WASHINGTON — American Honda Finance Corp. reached a $24 million settlement with authorities Tuesday on charges that its partnering car dealers issued loans with disproportionately higher interest rates to minorities.

The proposed settlements Honda reached with the Consumer Financial Protection Bureau and the Department of Justice are unusual in that they compel Honda to lower a cap imposed on dealers for pricing loans. The CFPB has urged other lenders to do so voluntarily to lower the risk of discriminatory pricing, but Honda's financing arm is the first to agree to such a move as part of an enforcement action.

American Honda has also agreed to refund $24 million to affected borrowers. However, as a result of agreeing to the pricing change, the company will not pay a civil money penalty. The settlement is yet another move by the CFPB to reduce cases of "disparate impact," where minorities disproportionately pay more for loans even when lenders did not intend to discriminate.

"The CFPB is committed to creating a fair marketplace for all consumers, and other auto lenders should take note of today's action," CFPB Director Richard Cordray said in a press release. "Honda's proactive decision to move to a new pricing and compensation system demonstrates industry leadership and represents a significant step towards protecting consumers from discrimination."

Specifically, authorities alleged American Honda afforded their partnering dealers too much pricing discretion. That, according to CFPB and DOJ, led to higher loan rates for thousands of African American, Hispanic and Asian and Pacific Islander borrowers when compared with rates for white borrowers, regardless of their credit profile and risk.

The CFPB said minority borrowers with a Honda loan paid an average of $150 to $250 more since January 2011. Honda previously had allowed dealers to use what the CFPB calls "markups" to raise interest rates by as much as 2.25% on loans of five years or less, and 2% for longer terms, which is within the typical range for many major auto finance companies. The markups, which the industry calls dealer reserves, are designed to compensate the dealers and give them price discretion to cover risks that may not be solely based on the borrower's credit score.

But under the settlement, Honda will lower those caps to 1.25% for loans of five years or less, and to 1% for longer loans.
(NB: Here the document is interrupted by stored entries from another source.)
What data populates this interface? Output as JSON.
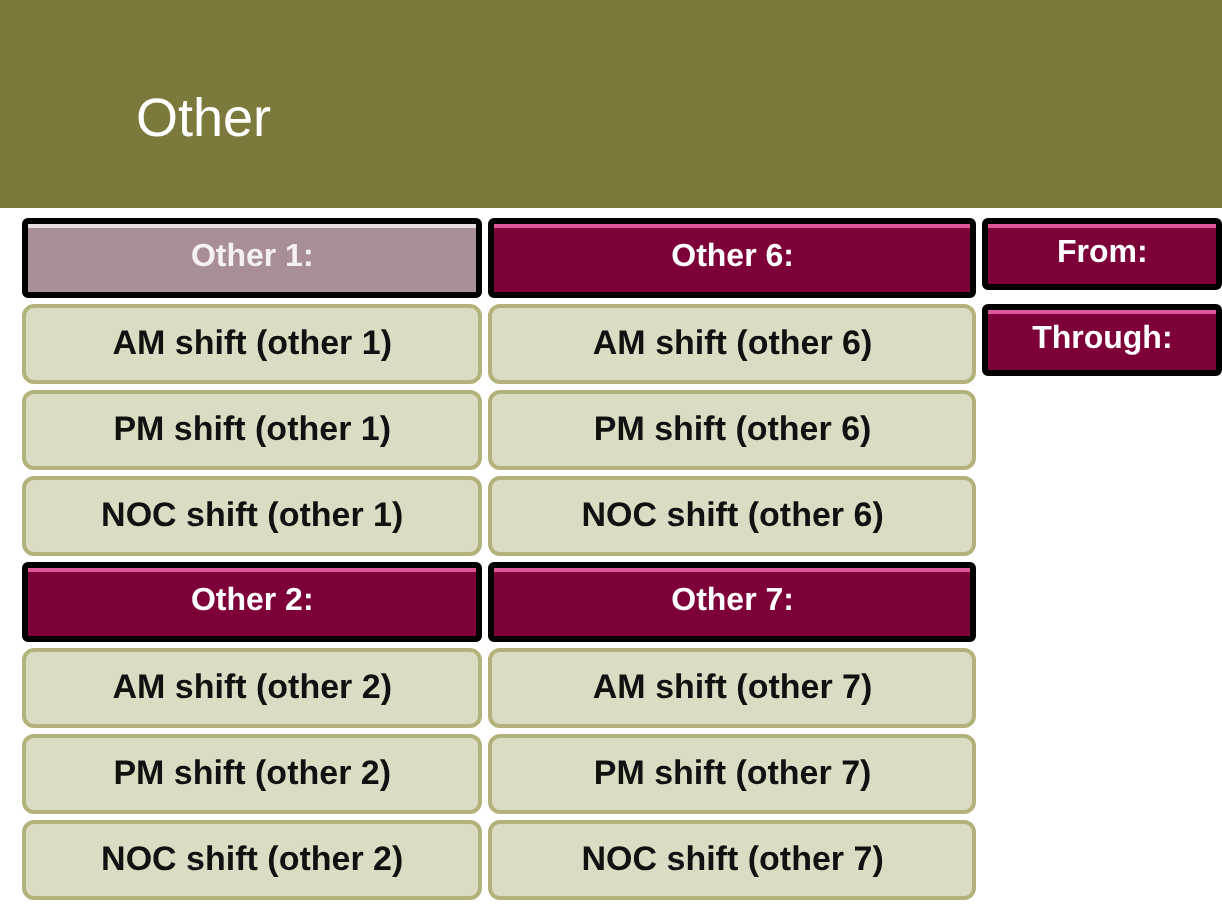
{
  "header": {
    "title": "Other"
  },
  "columns": [
    {
      "groups": [
        {
          "title": "Other 1:",
          "selected": true,
          "items": [
            "AM shift (other 1)",
            "PM shift (other 1)",
            "NOC shift (other 1)"
          ]
        },
        {
          "title": "Other 2:",
          "selected": false,
          "items": [
            "AM shift (other 2)",
            "PM shift (other 2)",
            "NOC shift (other 2)"
          ]
        }
      ]
    },
    {
      "groups": [
        {
          "title": "Other 6:",
          "selected": false,
          "items": [
            "AM shift (other 6)",
            "PM shift (other 6)",
            "NOC shift (other 6)"
          ]
        },
        {
          "title": "Other 7:",
          "selected": false,
          "items": [
            "AM shift (other 7)",
            "PM shift (other 7)",
            "NOC shift (other 7)"
          ]
        }
      ]
    }
  ],
  "range": [
    "From:",
    "Through:"
  ]
}
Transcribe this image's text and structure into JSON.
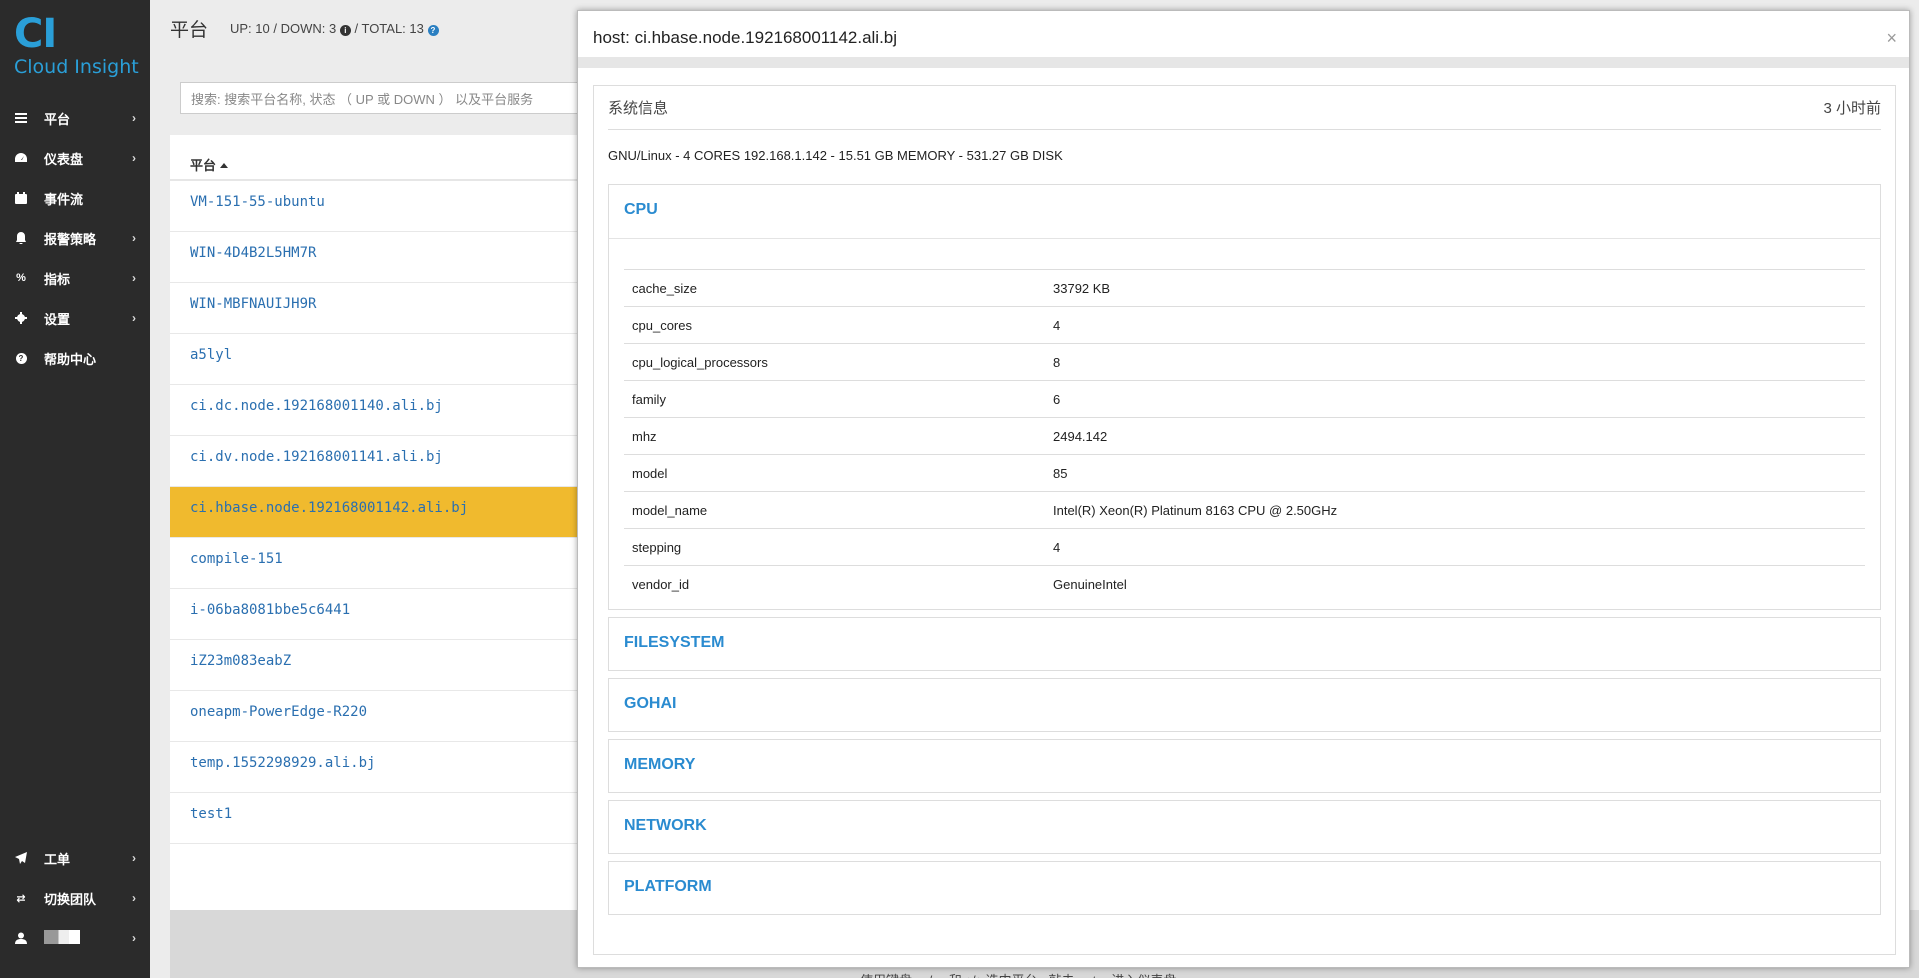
{
  "brand": {
    "mark": "CI",
    "name": "Cloud Insight",
    "color": "#2a9fd8"
  },
  "sidebar": {
    "items": [
      {
        "label": "平台",
        "icon": "list-icon"
      },
      {
        "label": "仪表盘",
        "icon": "dashboard-icon"
      },
      {
        "label": "事件流",
        "icon": "calendar-icon"
      },
      {
        "label": "报警策略",
        "icon": "bell-icon"
      },
      {
        "label": "指标",
        "icon": "percent-icon"
      },
      {
        "label": "设置",
        "icon": "gear-icon"
      },
      {
        "label": "帮助中心",
        "icon": "question-icon"
      }
    ],
    "bottom": [
      {
        "label": "工单",
        "icon": "send-icon"
      },
      {
        "label": "切换团队",
        "icon": "exchange-icon"
      }
    ]
  },
  "header": {
    "title": "平台",
    "up": "UP: 10",
    "down": "DOWN: 3",
    "total": "TOTAL: 13"
  },
  "search": {
    "placeholder": "搜索:  搜索平台名称,  状态 （ UP 或 DOWN ） 以及平台服务"
  },
  "list": {
    "column": "平台",
    "rows": [
      {
        "name": "VM-151-55-ubuntu",
        "os": "linux"
      },
      {
        "name": "WIN-4D4B2L5HM7R",
        "os": "windows"
      },
      {
        "name": "WIN-MBFNAUIJH9R",
        "os": "windows"
      },
      {
        "name": "a5lyl",
        "os": "linux"
      },
      {
        "name": "ci.dc.node.192168001140.ali.bj",
        "os": "linux"
      },
      {
        "name": "ci.dv.node.192168001141.ali.bj",
        "os": "linux"
      },
      {
        "name": "ci.hbase.node.192168001142.ali.bj",
        "os": "linux",
        "selected": true
      },
      {
        "name": "compile-151",
        "os": "linux"
      },
      {
        "name": "i-06ba8081bbe5c6441",
        "os": "linux"
      },
      {
        "name": "iZ23m083eabZ",
        "os": "linux"
      },
      {
        "name": "oneapm-PowerEdge-R220",
        "os": "linux"
      },
      {
        "name": "temp.1552298929.ali.bj",
        "os": "linux"
      },
      {
        "name": "test1",
        "os": "linux"
      }
    ]
  },
  "footer": {
    "text": "使用键盘 ←/→ 和 ↑/↓ 选中平台 , 敲击 enter 进入仪表盘"
  },
  "modal": {
    "title": "host: ci.hbase.node.192168001142.ali.bj",
    "close": "×",
    "sys_title": "系统信息",
    "sys_time": "3 小时前",
    "summary": "GNU/Linux - 4 CORES 192.168.1.142 - 15.51 GB MEMORY - 531.27 GB DISK",
    "cpu": {
      "title": "CPU",
      "rows": [
        {
          "key": "cache_size",
          "value": "33792 KB"
        },
        {
          "key": "cpu_cores",
          "value": "4"
        },
        {
          "key": "cpu_logical_processors",
          "value": "8"
        },
        {
          "key": "family",
          "value": "6"
        },
        {
          "key": "mhz",
          "value": "2494.142"
        },
        {
          "key": "model",
          "value": "85"
        },
        {
          "key": "model_name",
          "value": "Intel(R) Xeon(R) Platinum 8163 CPU @ 2.50GHz"
        },
        {
          "key": "stepping",
          "value": "4"
        },
        {
          "key": "vendor_id",
          "value": "GenuineIntel"
        }
      ]
    },
    "sections": [
      "FILESYSTEM",
      "GOHAI",
      "MEMORY",
      "NETWORK",
      "PLATFORM"
    ]
  },
  "colors": {
    "accent": "#2a8bd0",
    "selected_row": "#f0ba2e",
    "sidebar_bg": "#2b2b2b"
  }
}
In a company-issued statement, Honda said it disagreed with the basis regulators used to determine that Honda borrowers were victims of disparate impact. However, the company said it would announce the adjusted cap to dealers later this year.
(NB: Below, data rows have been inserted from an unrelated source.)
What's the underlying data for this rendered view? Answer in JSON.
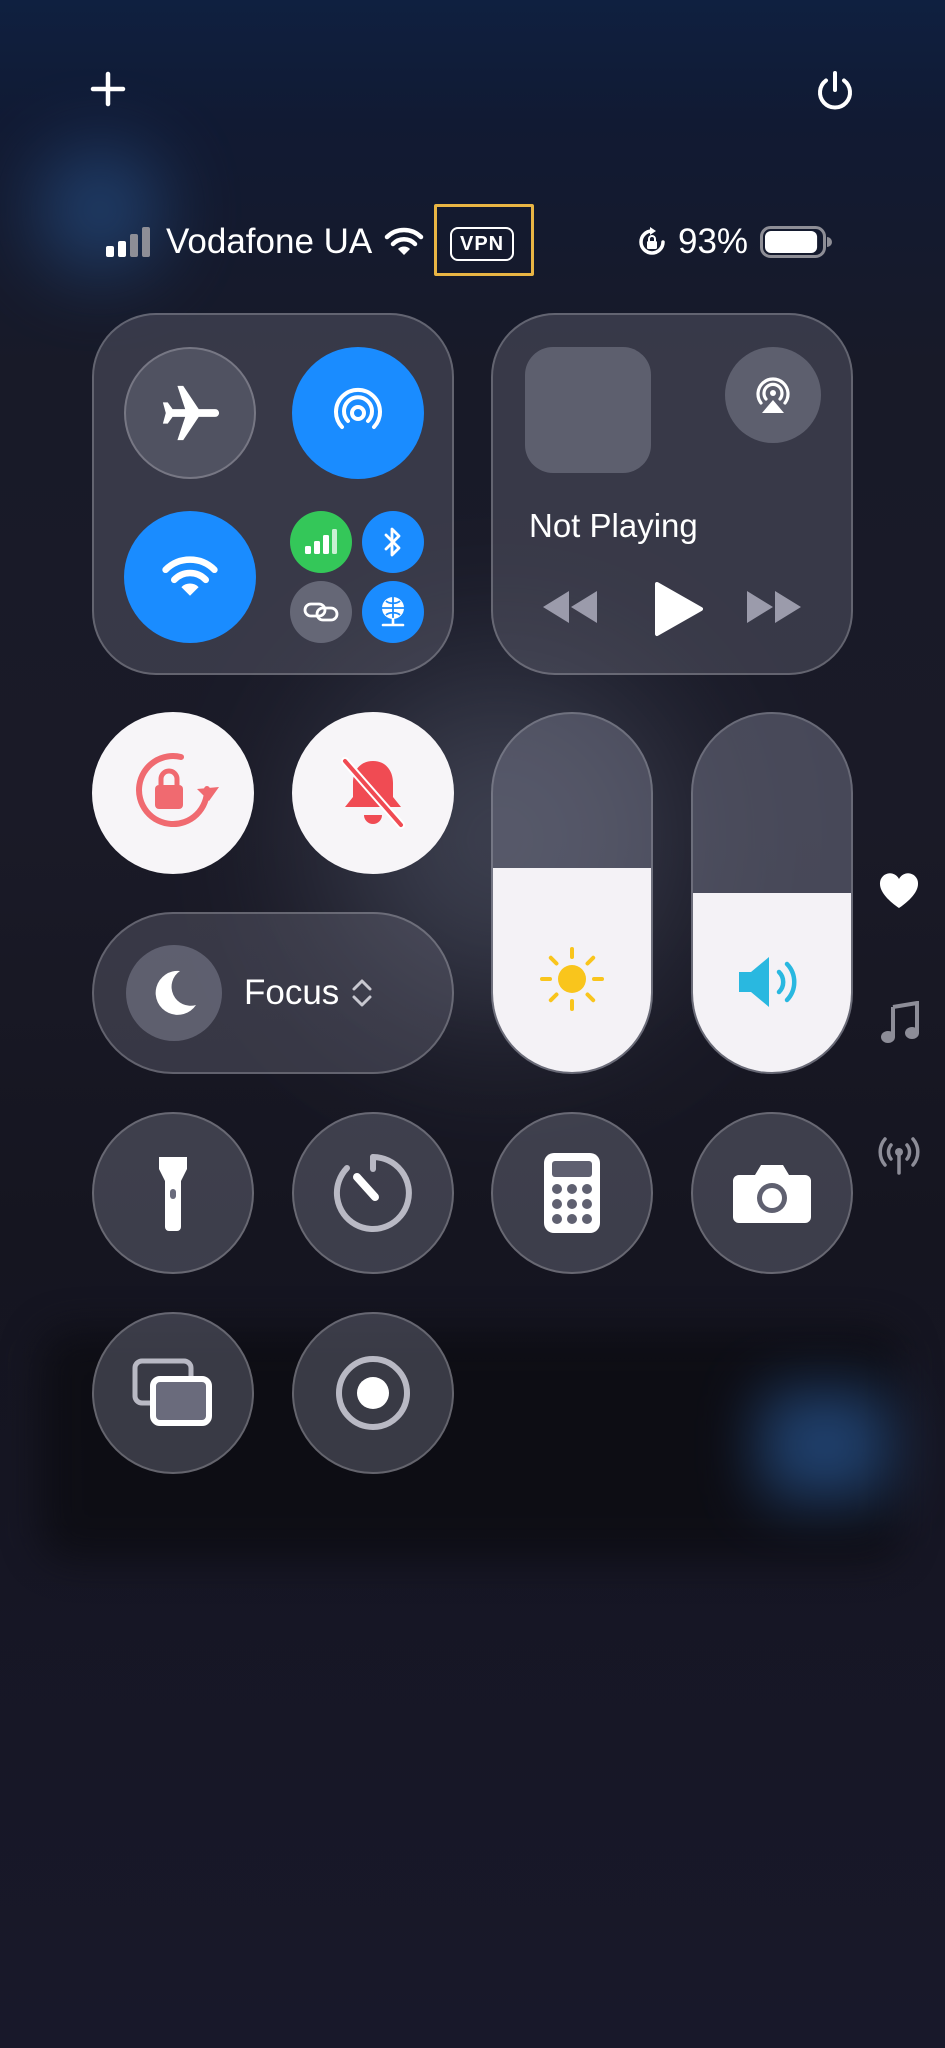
{
  "status_bar": {
    "carrier": "Vodafone UA",
    "vpn_label": "VPN",
    "battery_percent": "93%",
    "battery_level": 0.93,
    "signal_bars_active": 2,
    "signal_bars_total": 4
  },
  "media": {
    "now_playing": "Not Playing"
  },
  "focus": {
    "label": "Focus"
  },
  "sliders": {
    "brightness_level": 0.57,
    "volume_level": 0.5
  },
  "colors": {
    "accent_blue": "#1a8cff",
    "cellular_green": "#34c759",
    "lock_red": "#f06a70",
    "bell_red": "#f04b53",
    "sun_yellow": "#f9c51c",
    "speaker_cyan": "#29b8e0",
    "vpn_highlight": "#e9b544"
  },
  "icons": {
    "add": "plus-icon",
    "power": "power-icon",
    "airplane": "airplane-icon",
    "airdrop": "airdrop-icon",
    "wifi": "wifi-icon",
    "cellular": "cellular-icon",
    "bluetooth": "bluetooth-icon",
    "personal_hotspot": "link-icon",
    "vpn": "globe-network-icon",
    "airplay": "airplay-icon",
    "rewind": "rewind-icon",
    "play": "play-icon",
    "fast_forward": "fast-forward-icon",
    "orientation_lock": "orientation-lock-icon",
    "silent": "bell-slash-icon",
    "focus": "moon-icon",
    "brightness": "sun-icon",
    "volume": "speaker-icon",
    "flashlight": "flashlight-icon",
    "timer": "timer-icon",
    "calculator": "calculator-icon",
    "camera": "camera-icon",
    "screen_mirroring": "screen-mirroring-icon",
    "screen_recording": "record-icon",
    "favorites": "heart-icon",
    "music": "music-note-icon",
    "connectivity": "antenna-icon"
  }
}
American Honda "has a difference of opinion with the CFPB and the DOJ regarding the methodology used to make determinations about lending practices, but we nonetheless share a fundamental agreement in the importance of fair lending," the company said in an emailed statement. "In cooperation with the CFPB and the DOJ, AHFC will be working closely with our Honda and Acura dealers in proactively adjusting our pricing programs to continue to give our customers the ability to choose the loan that is best for supporting their purchase of Honda and Acura products."

The CFPB filed its order as an administrative action so it will be handled through an internal judicial process. The DOJ's proposed order was filed in the U.S. District Court for the Central District of California.

"We commend Honda for its leadership in agreeing to impose lower caps on discretionary markups and for its commitment to treating all of its customers fairly without regard to race or national origin," Principal Deputy Assistant Attorney General Vanita Gupta, head of the DOJ's Civil Rights Division, said in a press release. "We recognize that dealerships perform a valuable service in connecting customers with lenders and that they should be fairly compensated for that service. We believe that Honda's new compensation system balances fair compensation for dealers and fair lending for consumers. We hope that Honda's leadership will spur the rest of the industry to constrain dealer markup to address discriminatory pricing."

Last month American Banker reported that the CFPB was seeking settlements with American Honda, Toyota Motor Credit Corp. and Nissan Motor Acceptance related to allegations of disparate impact, with terms of the deals possibly including adjusted pricing caps. At the time, the Honda settlement was the only one of the three with a projected date for the parties to reach an agreement.

Since then, both Toyota and Nissan have reportedly said they remain in ongoing discussions with regulators. Toyota has said it does not have current plans to change its dealer pricing model, according to reports.

Meanwhile, representatives of the car dealership industry blasted the Honda settlement Tuesday. They have argued that the pricing caps actually give dealers more flexibility to lower consumer interest rates.

"Today's government-imposed order will hamstring the ability of thousands of consumers to negotiate lower interest rates with their local auto dealership," Bill Fox, chairman of the National Automobile Dealers Association, said in a press release.